Titans: Holt Renfrew President Mario Grauso on the Idea of Luxury — In Retail, and In Life

We sat down with Holt’s man in charge to ask him about his start in the fashion industry, how he rose to the top, and what he values most.

How do you define luxury?

I think that it means something different to everyone. It could be the perfect pair of sneakers or a piece of furniture. Luxury to me is super personal and defined by what is best for you.

What experience best embodies luxury to you? 

My son and I took an around the world trip together when he graduated high school. The trip was six months. We started in Russia, then went to Europe, the Middle East and then Asia. We wrapped it with a road trip from Los Angeles back to New York. The luxury of time with him was by far the most memorable experience I’ve had.

How did you get your start in the fashion business? 

My first job in this industry was at Bergdorf Goodman as a financial planner. I had finished law school and was studying for the bar. I’ve been in fashion ever since, and I’ve never looked back.
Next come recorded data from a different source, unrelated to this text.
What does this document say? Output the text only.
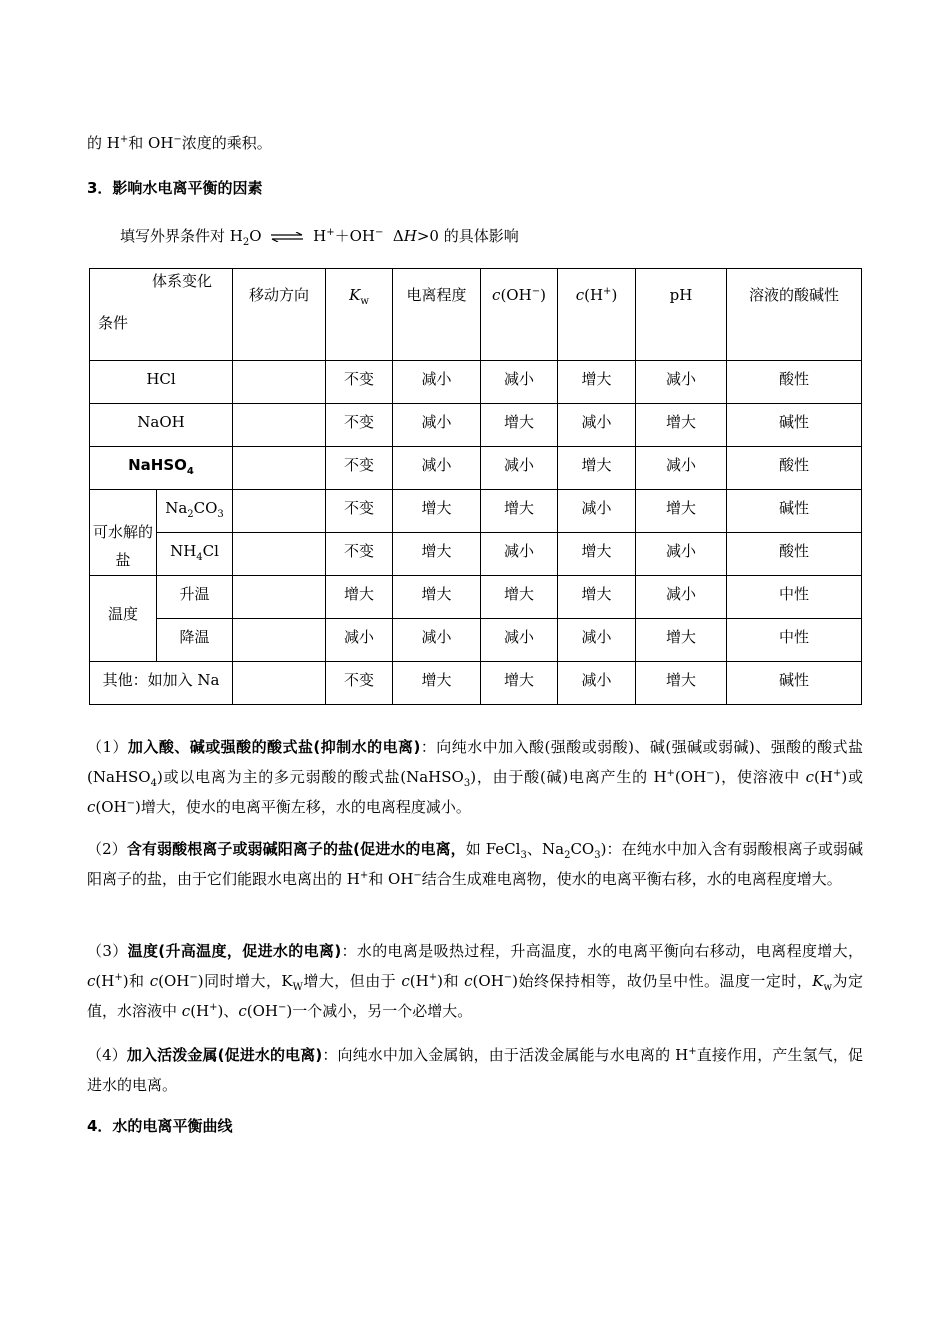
的 H+和 OH−浓度的乘积。
3．影响水电离平衡的因素
填写外界条件对 $H_2O$ ⇌ H+＋OH− ΔH>0 的具体影响
体系变化
条件		移动方向	$K_w$	电离程度	c(OH−)	c(H+)	pH	溶液的酸碱性
HCl			不变	减小	减小	增大	减小	酸性
NaOH			不变	减小	增大	减小	增大	碱性
NaHSO$_4$			不变	减小	减小	增大	减小	酸性
可水解的盐	$Na_2CO_3$		不变	增大	增大	减小	增大	碱性
	$NH_4Cl$		不变	增大	减小	增大	减小	酸性
温度	升温		增大	增大	增大	增大	减小	中性
	降温		减小	减小	减小	减小	增大	中性
其他：如加入 Na			不变	增大	增大	减小	增大	碱性
（1）加入酸、碱或强酸的酸式盐(抑制水的电离)：向纯水中加入酸(强酸或弱酸)、碱(强碱或弱碱)、强酸的酸式盐(NaHSO$_4$)或以电离为主的多元弱酸的酸式盐(NaHSO$_3$)，由于酸(碱)电离产生的 H+(OH−)，使溶液中 c(H+)或 c(OH−)增大，使水的电离平衡左移，水的电离程度减小。
（2）含有弱酸根离子或弱碱阳离子的盐(促进水的电离，如 FeCl$_3$、$Na_2CO_3$)：在纯水中加入含有弱酸根离子或弱碱阳离子的盐，由于它们能跟水电离出的 H+和 OH−结合生成难电离物，使水的电离平衡右移，水的电离程度增大。
（3）温度(升高温度，促进水的电离)：水的电离是吸热过程，升高温度，水的电离平衡向右移动，电离程度增大，c(H+)和 c(OH−)同时增大，$K_W$增大，但由于 c(H+)和 c(OH−)始终保持相等，故仍呈中性。温度一定时，$K_w$为定值，水溶液中 c(H+)、c(OH−)一个减小，另一个必增大。
（4）加入活泼金属(促进水的电离)：向纯水中加入金属钠，由于活泼金属能与水电离的 H+直接作用，产生氢气，促进水的电离。
4．水的电离平衡曲线
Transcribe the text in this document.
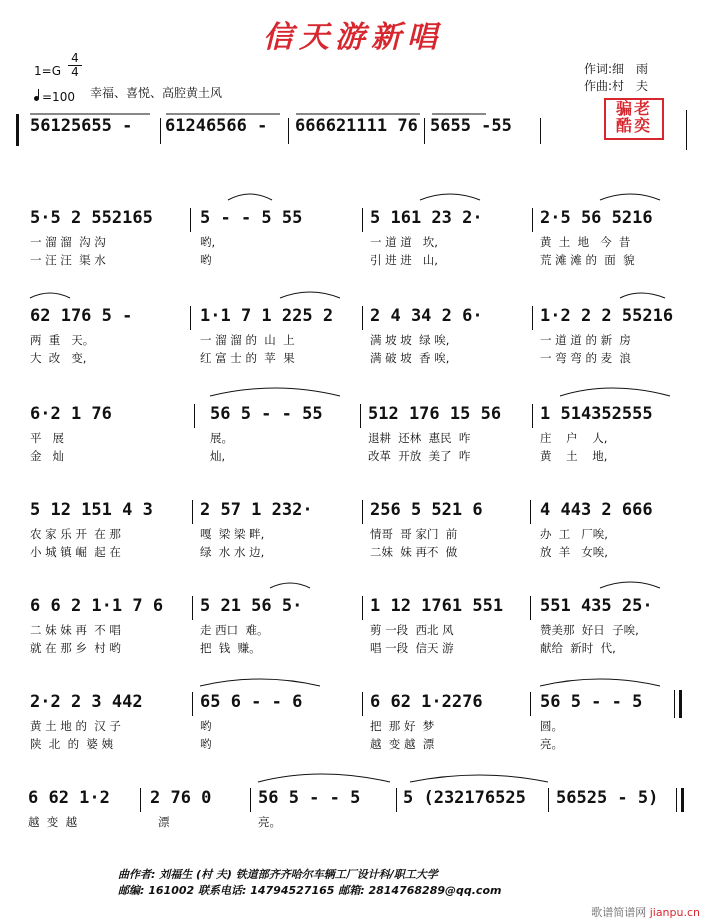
信天游新唱
1=G
4
4
=100 幸福、喜悦、高腔黄土风
作词:细　雨
作曲:村　夫
骗老
酷奕
56125655 - 61246566 - 666621111 76 5655 -55
5·5 2 552165	5 - - 5 55	5 161 23 2·	2·5 56 5216
一 溜 溜  沟 沟	哟,	一 道 道   坎,	黄  土  地   今  昔
一 汪 汪  渠 水	哟	引 进 进   山,	荒 滩 滩 的  面  貌
62 176 5 -	1·1 7 1 225 2 2 4 34 2 6·	1·2 2 2 55216
两  重   天。	一 溜 溜 的  山  上	满 坡 坡  绿 唉,	一 道 道 的 新  房
大  改   变,	红 富 士 的  苹  果	满 破 坡  香 唉,	一 弯 弯 的 麦  浪
6·2 1 76	56 5 - - 55	512 176 15 56 1 514352555
平   展	展。	退耕  还林  惠民  咋	庄    户    人,
金   灿	灿,	改革  开放  美了  咋	黄    土    地,
5 12 151 4 3	2 57 1 232·	256 5 521 6	4 443 2 666
农 家 乐 开  在 那	嘎  梁 梁 畔,	情哥  哥 家门  前	办  工   厂唉,
小 城 镇 崛  起 在	绿  水 水 边,	二妹  妹 再不  做	放  羊   女唉,
6 6 2 1·1 7 6 5 21 56 5·	1 12 1761 551 551 435 25·
二 妹 妹 再  不 唱	走 西口  难。	剪 一段  西北 风	赞美那  好日  子唉,
就 在 那 乡  村 哟	把  钱  赚。	唱 一段  信天 游	献给  新时  代,
2·2 2 3 442	65 6 - - 6	6 62 1·2276	56 5 - - 5
黄 土 地 的  汉 子	哟	把  那 好  梦	圆。
陕  北  的  婆 姨	哟	越  变 越  漂	亮。
6 62 1·2 2 76 0	56 5 - - 5	5 (232176525 56525 - 5)
越  变  越	漂	亮。
曲作者: 刘福生 (村 夫) 铁道部齐齐哈尔车辆工厂设计科/职工大学
邮编: 161002 联系电话: 14794527165 邮箱: 2814768289@qq.com
歌谱简谱网 jianpu.cn
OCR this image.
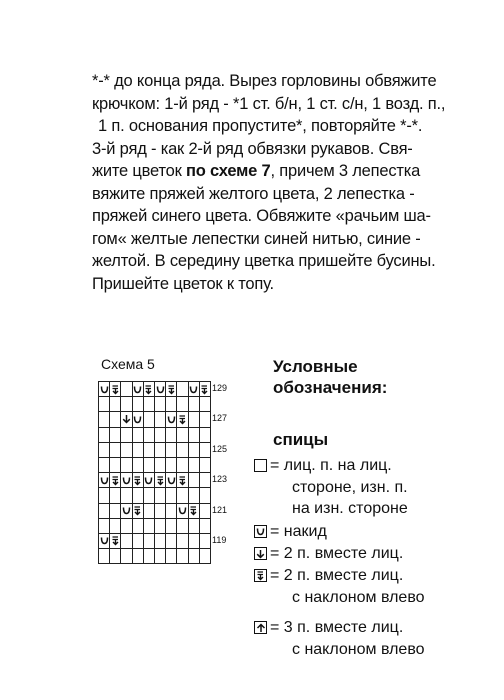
*-* до конца ряда. Вырез горловины обвяжите
крючком: 1-й ряд - *1 ст. б/н, 1 ст. с/н, 1 возд. п.,
1 п. основания пропустите*, повторяйте *-*.
3-й ряд - как 2-й ряд обвязки рукавов. Свя-
жите цветок по схеме 7, причем 3 лепестка
вяжите пряжей желтого цвета, 2 лепестка -
пряжей синего цвета. Обвяжите «рачьим ша-
гом« желтые лепестки синей нитью, синие -
желтой. В середину цветка пришейте бусины.
Пришейте цветок к топу.
Схема 5
129
127
125
123
121
119
Условные
обозначения:
спицы
= лиц. п. на лиц.
стороне, изн. п.
на изн. стороне
= накид
= 2 п. вместе лиц.
= 2 п. вместе лиц.
с наклоном влево
= 3 п. вместе лиц.
с наклоном влево
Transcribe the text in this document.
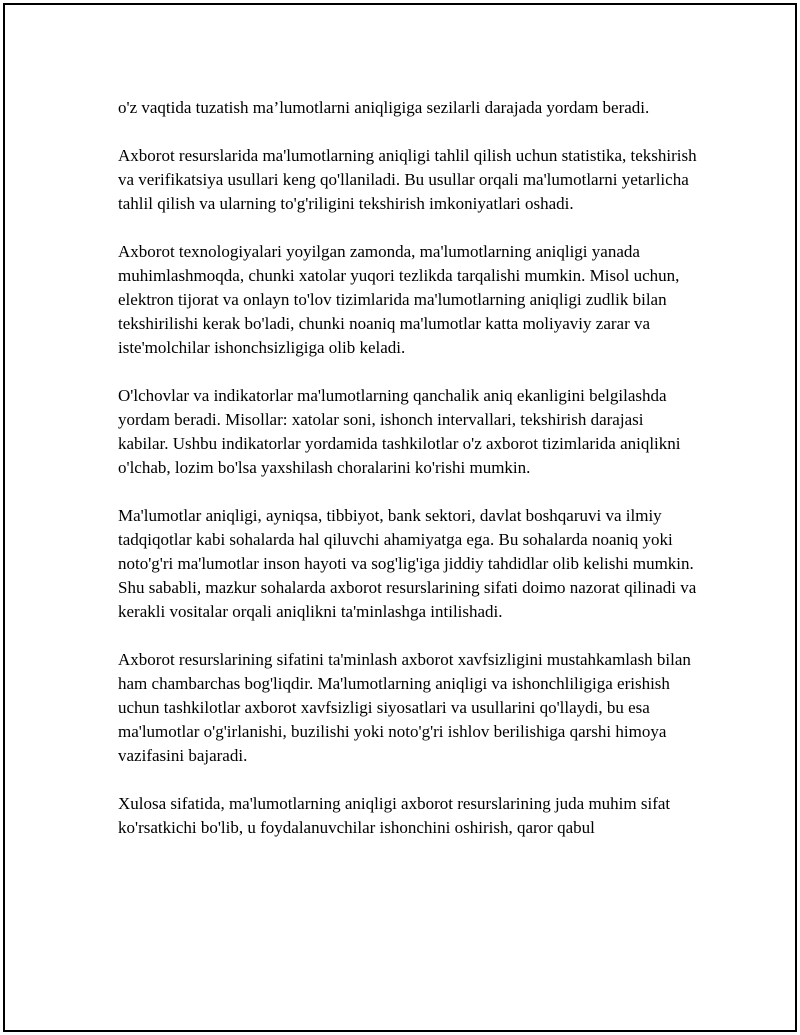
o'z vaqtida tuzatish ma’lumotlarni aniqligiga sezilarli darajada yordam beradi.

Axborot resurslarida ma'lumotlarning aniqligi tahlil qilish uchun statistika, tekshirish va verifikatsiya usullari keng qo'llaniladi. Bu usullar orqali ma'lumotlarni yetarlicha tahlil qilish va ularning to'g'riligini tekshirish imkoniyatlari oshadi.

Axborot texnologiyalari yoyilgan zamonda, ma'lumotlarning aniqligi yanada muhimlashmoqda, chunki xatolar yuqori tezlikda tarqalishi mumkin. Misol uchun, elektron tijorat va onlayn to'lov tizimlarida ma'lumotlarning aniqligi zudlik bilan tekshirilishi kerak bo'ladi, chunki noaniq ma'lumotlar katta moliyaviy zarar va iste'molchilar ishonchsizligiga olib keladi.

O'lchovlar va indikatorlar ma'lumotlarning qanchalik aniq ekanligini belgilashda yordam beradi. Misollar: xatolar soni, ishonch intervallari, tekshirish darajasi kabilar. Ushbu indikatorlar yordamida tashkilotlar o'z axborot tizimlarida aniqlikni o'lchab, lozim bo'lsa yaxshilash choralarini ko'rishi mumkin.

Ma'lumotlar aniqligi, ayniqsa, tibbiyot, bank sektori, davlat boshqaruvi va ilmiy tadqiqotlar kabi sohalarda hal qiluvchi ahamiyatga ega. Bu sohalarda noaniq yoki noto'g'ri ma'lumotlar inson hayoti va sog'lig'iga jiddiy tahdidlar olib kelishi mumkin. Shu sababli, mazkur sohalarda axborot resurslarining sifati doimo nazorat qilinadi va kerakli vositalar orqali aniqlikni ta'minlashga intilishadi.

Axborot resurslarining sifatini ta'minlash axborot xavfsizligini mustahkamlash bilan ham chambarchas bog'liqdir. Ma'lumotlarning aniqligi va ishonchliligiga erishish uchun tashkilotlar axborot xavfsizligi siyosatlari va usullarini qo'llaydi, bu esa ma'lumotlar o'g'irlanishi, buzilishi yoki noto'g'ri ishlov berilishiga qarshi himoya vazifasini bajaradi.

Xulosa sifatida, ma'lumotlarning aniqligi axborot resurslarining juda muhim sifat ko'rsatkichi bo'lib, u foydalanuvchilar ishonchini oshirish, qaror qabul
What does it take to reach the top of the industry? 

I think it’s trusting your instincts and your team to execute the best work that you can. For me, what is most important is beautiful product, presented in the most beautiful stores and working with the best people to achieve that.

What is the most important thing you’ve learned during your career?

That you’re only as good as your team.

Do you have an outlet or an escape? 

The home I share with my husband and son in Bridgehampton.

Lots of successful people have rituals. Do you have any of your own? 

I read two newspapers every morning before work: the Financial Times and the Wall Street Journal. And I still like to read hard copy.

What or who inspires you?

My son Harry. He keeps me relevant.

You have an enviable art collection. What is your most prized piece? 

A Botero sculpture that was in my father’s office. I used to sit at his desk when I was a kid, and it reminds me of him. Now it sits in my office at home.

If your son were to follow in your footsteps, what would be your main advice?

I would tell him to do it if he loved product as much as I do. As long as that were the case, I would be game. But I don’t think that’s in the cards for him.